Albanische Bande dingfest

Nach intensiven Ermittlungen hat die Polizei am Mittwoch, dem 15.02.17, neun Mitglieder einer Einbrecherbande ermittelt und vorläufig festgenommen. Vier von Ihnen wurden dem Haftrichter vorgeführt und kamen in Untersuchungshaft. Die organisierte Bande (Männer und eine Frau – alle albanischer Nationalität) steht im Verdacht, Wohnungseinbrüche in Mönchengladbach, Viersen, Krefeld, Neuss, Heinsberg, Bergheim, Düren, Erftstadt, Rheda-Wiedenbrück und Osnabrück begangen zu haben. Deer Wert der Beute wird auf bis zu 200 000 € geschätzt.

Am Mittwochabend durchsuchten Ermittler acht Wohnungen in Mönchengladbach. Wie Ermittler und Staatsanwaltschaft unter Anwesenheit von Polizeipräsident Mathis Wiesselmann auf einer Pressekonferenz erläuterten, werden der Bande ca. 70 Ebibrüche zur Last gelegt, von denen 21 in Gladbach und 20 im Umland stattfanden. Die vier in Untersuchungshaft genommenen Männer hielten sich in Gladbach illegal auf. Sie hatten sich eingenistet in Wohnungen, die von Bekannten angemietet waren, die keinen Wert auf Anmeldungen legten und denen die Miete wohl in bar ausgehändigt wurde. Inwieweit diese mit der umfangreichen Kriminalität in Verbindung stehen, ist noch nicht abschließend geklärt.

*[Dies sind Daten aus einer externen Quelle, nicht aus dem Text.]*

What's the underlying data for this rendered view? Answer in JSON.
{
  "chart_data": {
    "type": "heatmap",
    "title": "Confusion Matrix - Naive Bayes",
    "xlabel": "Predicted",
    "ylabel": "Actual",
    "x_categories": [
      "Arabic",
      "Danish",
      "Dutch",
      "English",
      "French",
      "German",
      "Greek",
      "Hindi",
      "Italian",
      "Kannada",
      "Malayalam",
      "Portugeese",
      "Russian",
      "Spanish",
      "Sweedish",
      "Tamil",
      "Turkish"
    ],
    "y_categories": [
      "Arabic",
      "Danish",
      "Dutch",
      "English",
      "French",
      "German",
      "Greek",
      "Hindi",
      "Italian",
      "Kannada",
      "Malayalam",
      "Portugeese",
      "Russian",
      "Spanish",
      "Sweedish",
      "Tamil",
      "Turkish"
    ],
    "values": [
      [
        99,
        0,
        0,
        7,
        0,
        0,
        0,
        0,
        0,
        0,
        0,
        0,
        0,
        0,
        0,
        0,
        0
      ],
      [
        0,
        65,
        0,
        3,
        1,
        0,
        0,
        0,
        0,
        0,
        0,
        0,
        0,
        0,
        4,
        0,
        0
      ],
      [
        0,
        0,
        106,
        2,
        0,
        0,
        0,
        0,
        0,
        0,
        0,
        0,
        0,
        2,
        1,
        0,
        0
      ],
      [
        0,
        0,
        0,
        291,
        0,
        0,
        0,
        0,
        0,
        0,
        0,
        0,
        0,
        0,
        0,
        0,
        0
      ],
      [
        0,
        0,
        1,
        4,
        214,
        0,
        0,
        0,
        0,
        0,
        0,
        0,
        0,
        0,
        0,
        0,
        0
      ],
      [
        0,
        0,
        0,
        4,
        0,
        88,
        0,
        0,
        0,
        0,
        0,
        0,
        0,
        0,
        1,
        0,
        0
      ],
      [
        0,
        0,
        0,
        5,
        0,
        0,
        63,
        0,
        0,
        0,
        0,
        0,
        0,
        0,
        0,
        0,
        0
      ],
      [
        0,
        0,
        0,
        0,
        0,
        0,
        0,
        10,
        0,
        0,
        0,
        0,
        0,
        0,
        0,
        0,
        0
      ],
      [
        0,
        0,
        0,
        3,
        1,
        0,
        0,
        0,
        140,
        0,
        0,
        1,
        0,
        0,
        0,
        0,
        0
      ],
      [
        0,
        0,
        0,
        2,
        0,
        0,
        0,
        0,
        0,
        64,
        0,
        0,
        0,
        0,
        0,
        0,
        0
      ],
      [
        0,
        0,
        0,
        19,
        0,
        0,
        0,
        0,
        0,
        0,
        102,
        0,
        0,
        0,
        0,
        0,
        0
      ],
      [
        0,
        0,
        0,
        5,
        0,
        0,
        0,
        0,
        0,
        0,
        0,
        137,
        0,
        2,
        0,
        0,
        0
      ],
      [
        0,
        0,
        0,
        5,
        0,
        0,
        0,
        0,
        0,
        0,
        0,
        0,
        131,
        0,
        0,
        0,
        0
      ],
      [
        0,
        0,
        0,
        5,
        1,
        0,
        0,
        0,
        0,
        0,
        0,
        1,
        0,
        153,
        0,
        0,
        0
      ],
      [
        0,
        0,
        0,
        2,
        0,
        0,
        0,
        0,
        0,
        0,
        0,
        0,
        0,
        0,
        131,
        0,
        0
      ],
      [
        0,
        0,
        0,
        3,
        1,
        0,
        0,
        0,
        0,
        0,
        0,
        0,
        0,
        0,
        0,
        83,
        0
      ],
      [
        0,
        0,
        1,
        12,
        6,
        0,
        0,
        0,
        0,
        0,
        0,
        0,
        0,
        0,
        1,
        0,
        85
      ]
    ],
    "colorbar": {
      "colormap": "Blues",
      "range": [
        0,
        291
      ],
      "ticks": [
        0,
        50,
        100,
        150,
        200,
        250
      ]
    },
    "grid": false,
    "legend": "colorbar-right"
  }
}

Der Zugriff fing am Mittwoch gegen 14 Uhr an und wurde erst am Morgen des folgenden Tags abgeschlossen. Es wurde umfangreiches Diebesgut sichergestellt und auch Amphetamine und Haschisch.

Wie Wiesselmann sagte, habe man einer Hydra den Kopf abgeschlagen, aber nach dem Erfolg sei zugleich auch schon wieder vor dem Erfolg.

Eine Arabeske wurde auf der PK noch bekannt. Eine Dame, die wegen einer Zeugenaussage auf dem Präsidium war, wurde berichtet, dass umfangreiches Diebesgut sichergestellt sei. Als es in Augenschein genommen wurde, entdeckte die Dame ein Schmuckkästchen, das ihr bei einem Einbruch abhanden gekommen war. Darin enthalten, geerbter Familienschmuck. Man kann sich die Freude vorstellen, die diese Entdeckung verursachte.

Unser Foto zeigt von links nach rechts: Georg Lehmann, Leiter der zehnköpfigen Ermittlungskommission, die den Namen Albatros führte (weniger nach dem gleichnamigen Vogel, eher eine Verbindung aus Albaner und Tross), Mathis Wiesselmann, Polizeipräsident, Mark Borsch, Direktion Kriminalität in Gladbach und Benjamin Kluck von der Staatsanwaltschaft Mönchengladbach. Sie standen im Präsidium den Medien Rede und Antwort.